Kürt meselesinin çözümüne gelince, Türkiye'deki Kürt emekçileri ile Türk emekçilerinin sorunu olarak bakıyorum ben bu meseleye ve onların birlikte mücadeleleri ile çözülebileceği düşüncesindeyim. Bunun  AKP'nin, Amerika'nın dayatması ile getirilen formüllerle çözülebileceği kanaatinde değilim, hatta daha farklı sorunların da çıkabileceği düşüncesindeyim ben. Onun için Türkiye'deki aydınların emperyalizmin bu oyununa gelmemesi gerektiği kanaatindeyim. Elbette halkların barış içerisinde yaşaması gerekir ama çözüm acaba böyle mi olmalı? Yoksa daha akıllıca, Türk ve Kürt emekçilerinin dayanışmasıyla, birlikte kuracakları yeni bir düzenle mi çözülecektir? Bunu düşünmek lazım. 

Ben şimdiki aydınların, eski aydınlarımızın daha doğrusu, unutmuş oldukları bazı kitapları tekrar okumalarını tavsiye ediyorum. Mesela “Ulusların Kaderlerini Tayin Hakkı”nı tekrardan okusalar büyük bir fayda sağlayacakları kanaatindeyim. 

Zaten bu proje yeni de değil. Uzun süredir konuşulan bir mesele, uygulamaya yavaş yavaş geçiliyor diye düşünüyorum. AKP tahmin ediyorum kısa vadeli, orta vadeli, uzun vadeli hesaplar içerisinde. Şimdi açılımın birinci paketini ortaya atıp tutup tutmayacağına, kamuoyunun tepkisinin ne olacağına bakıyorlar. Eğer bu tutarsa, o zaman kısa vadeli paketin içerisinden tutmayan unsurlar alınıp orta vadeli paketin içerisine konacak, daha sonra orada tutanlar ya da tutmayanlar alınıp daha uzun vadeli paketin içerisine atılarak, uzun vadeli süreç içerisinde bu hayata geçirilecek. Zaten meselenin bir de ekonomik yönü var, Kuzey Irak'taki petrollerin işletilmesi, orada kurulacak ticari ilişkiler bu bağlam içerisinde ele alınıyor.

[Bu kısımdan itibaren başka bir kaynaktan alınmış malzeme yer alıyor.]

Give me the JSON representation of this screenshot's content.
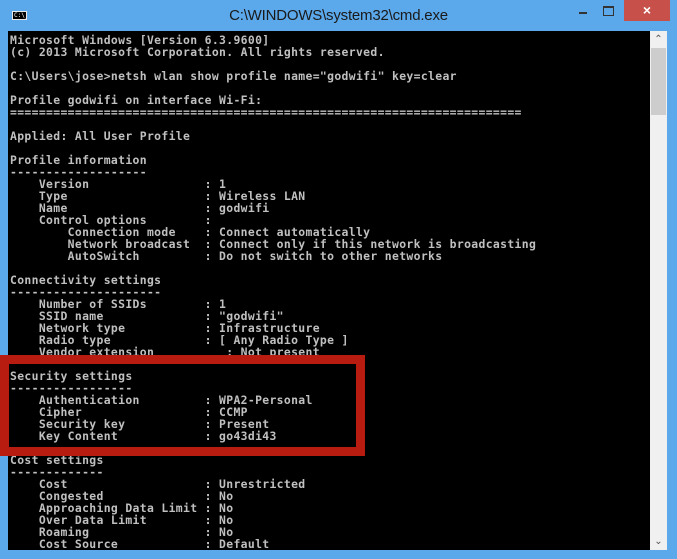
{
  "window": {
    "title": "C:\\WINDOWS\\system32\\cmd.exe",
    "icon": "cmd-icon",
    "icon_text": "C:\\_",
    "controls": {
      "minimize": "minimize",
      "maximize": "maximize",
      "close": "×"
    }
  },
  "console": {
    "lines": [
      "Microsoft Windows [Version 6.3.9600]",
      "(c) 2013 Microsoft Corporation. All rights reserved.",
      "",
      "C:\\Users\\jose>netsh wlan show profile name=\"godwifi\" key=clear",
      "",
      "Profile godwifi on interface Wi-Fi:",
      "=======================================================================",
      "",
      "Applied: All User Profile",
      "",
      "Profile information",
      "-------------------",
      "    Version                : 1",
      "    Type                   : Wireless LAN",
      "    Name                   : godwifi",
      "    Control options        :",
      "        Connection mode    : Connect automatically",
      "        Network broadcast  : Connect only if this network is broadcasting",
      "        AutoSwitch         : Do not switch to other networks",
      "",
      "Connectivity settings",
      "---------------------",
      "    Number of SSIDs        : 1",
      "    SSID name              : \"godwifi\"",
      "    Network type           : Infrastructure",
      "    Radio type             : [ Any Radio Type ]",
      "    Vendor extension          : Not present",
      "",
      "Security settings",
      "-----------------",
      "    Authentication         : WPA2-Personal",
      "    Cipher                 : CCMP",
      "    Security key           : Present",
      "    Key Content            : go43di43",
      "",
      "Cost settings",
      "-------------",
      "    Cost                   : Unrestricted",
      "    Congested              : No",
      "    Approaching Data Limit : No",
      "    Over Data Limit        : No",
      "    Roaming                : No",
      "    Cost Source            : Default"
    ]
  },
  "scrollbar": {
    "up": "^",
    "down": "v",
    "position_fraction": 0.0
  },
  "annotation": {
    "type": "highlight-box",
    "color": "#b81c10",
    "target": "Security settings"
  },
  "colors": {
    "frame": "#5ba8ea",
    "console_bg": "#000000",
    "console_fg": "#c0c0c0",
    "close_button": "#c7504b"
  }
}
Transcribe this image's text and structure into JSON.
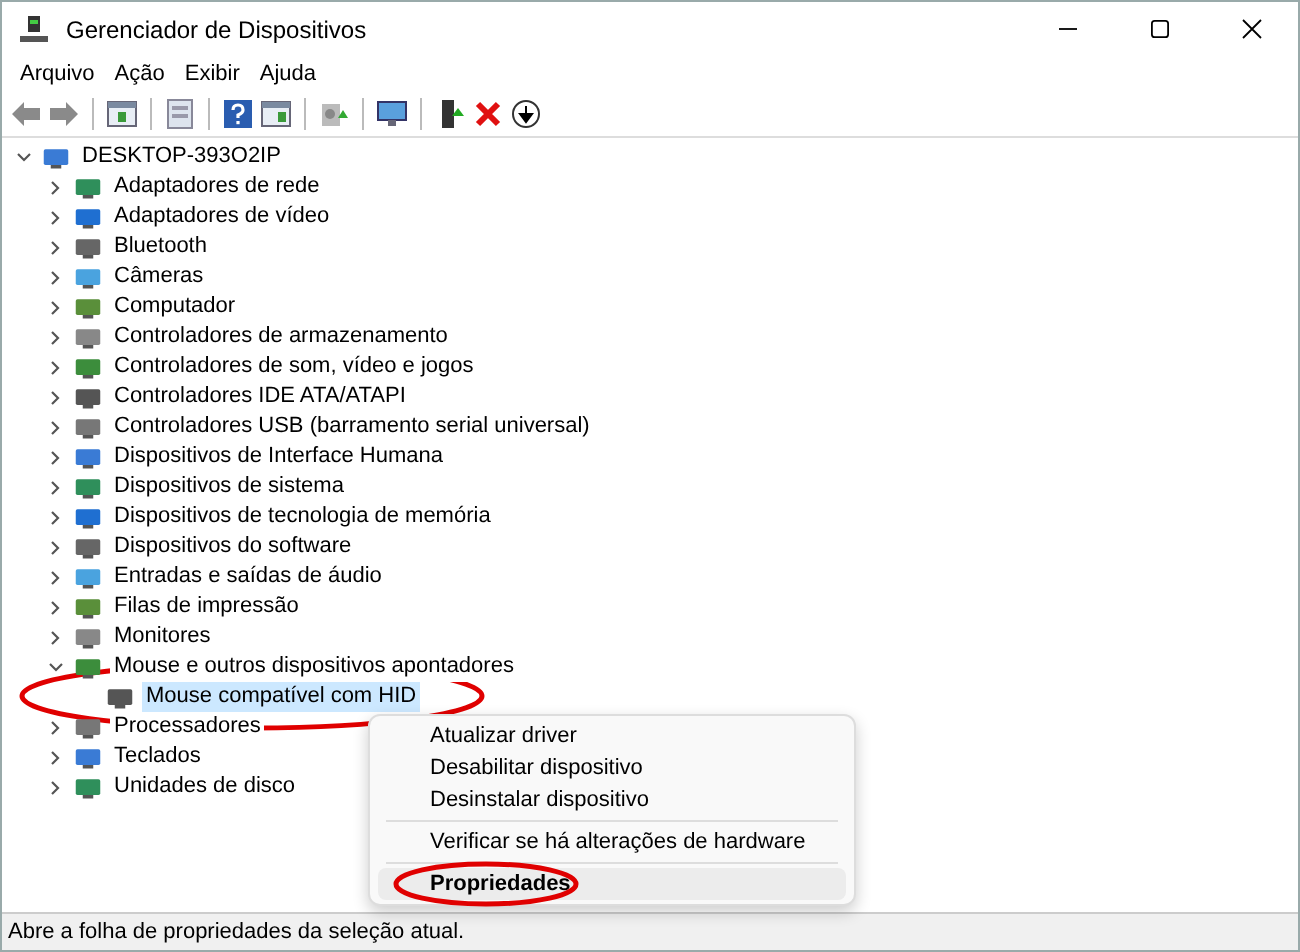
{
  "window": {
    "title": "Gerenciador de Dispositivos"
  },
  "menu": [
    "Arquivo",
    "Ação",
    "Exibir",
    "Ajuda"
  ],
  "tree": {
    "label": "DESKTOP-393O2IP",
    "expanded": true,
    "selected": false,
    "children": [
      {
        "label": "Adaptadores de rede",
        "expanded": false,
        "selected": false
      },
      {
        "label": "Adaptadores de vídeo",
        "expanded": false,
        "selected": false
      },
      {
        "label": "Bluetooth",
        "expanded": false,
        "selected": false
      },
      {
        "label": "Câmeras",
        "expanded": false,
        "selected": false
      },
      {
        "label": "Computador",
        "expanded": false,
        "selected": false
      },
      {
        "label": "Controladores de armazenamento",
        "expanded": false,
        "selected": false
      },
      {
        "label": "Controladores de som, vídeo e jogos",
        "expanded": false,
        "selected": false
      },
      {
        "label": "Controladores IDE ATA/ATAPI",
        "expanded": false,
        "selected": false
      },
      {
        "label": "Controladores USB (barramento serial universal)",
        "expanded": false,
        "selected": false
      },
      {
        "label": "Dispositivos de Interface Humana",
        "expanded": false,
        "selected": false
      },
      {
        "label": "Dispositivos de sistema",
        "expanded": false,
        "selected": false
      },
      {
        "label": "Dispositivos de tecnologia de memória",
        "expanded": false,
        "selected": false
      },
      {
        "label": "Dispositivos do software",
        "expanded": false,
        "selected": false
      },
      {
        "label": "Entradas e saídas de áudio",
        "expanded": false,
        "selected": false
      },
      {
        "label": "Filas de impressão",
        "expanded": false,
        "selected": false
      },
      {
        "label": "Monitores",
        "expanded": false,
        "selected": false
      },
      {
        "label": "Mouse e outros dispositivos apontadores",
        "expanded": true,
        "selected": false,
        "children": [
          {
            "label": "Mouse compatível com HID",
            "selected": true
          }
        ]
      },
      {
        "label": "Processadores",
        "expanded": false,
        "selected": false
      },
      {
        "label": "Teclados",
        "expanded": false,
        "selected": false
      },
      {
        "label": "Unidades de disco",
        "expanded": false,
        "selected": false
      }
    ]
  },
  "context_menu": [
    [
      {
        "label": "Atualizar driver",
        "default": false,
        "highlighted": false
      },
      {
        "label": "Desabilitar dispositivo",
        "default": false,
        "highlighted": false
      },
      {
        "label": "Desinstalar dispositivo",
        "default": false,
        "highlighted": false
      }
    ],
    [
      {
        "label": "Verificar se há alterações de hardware",
        "default": false,
        "highlighted": false
      }
    ],
    [
      {
        "label": "Propriedades",
        "default": true,
        "highlighted": true
      }
    ]
  ],
  "status_bar": "Abre a folha de propriedades da seleção atual."
}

Bu, zaman içerisinde ya daha cüretkar bir hale gelecek ya da tepkiler artmaya başlayınca geri çekilecekler, daha uygun bir zaman beklenip tekrar açılacak.

Türk halkıyla Kürt halkından aynı mahallede oturup aynı fabrikada çalışanların birbiriyle sorunları var mı? Kürt burjuvazisiyle, sanayicileriyle, Türk sanayicilerinin birbirlerinin çok büyük bir çıkar çatışması var mı? Tayyip Erdoğan bütün meseleyi zaten sınıf mücadelesinin dışına çıkartarak din temelinde toplamaya çalışıyor. Çünkü tek tutturabildiği politika bu. Din temelinde toplamaya başladığı zaman burjuvazi de içine giriyor, emekçiler de içerisine giriyor. Meselenin bence temeli bu.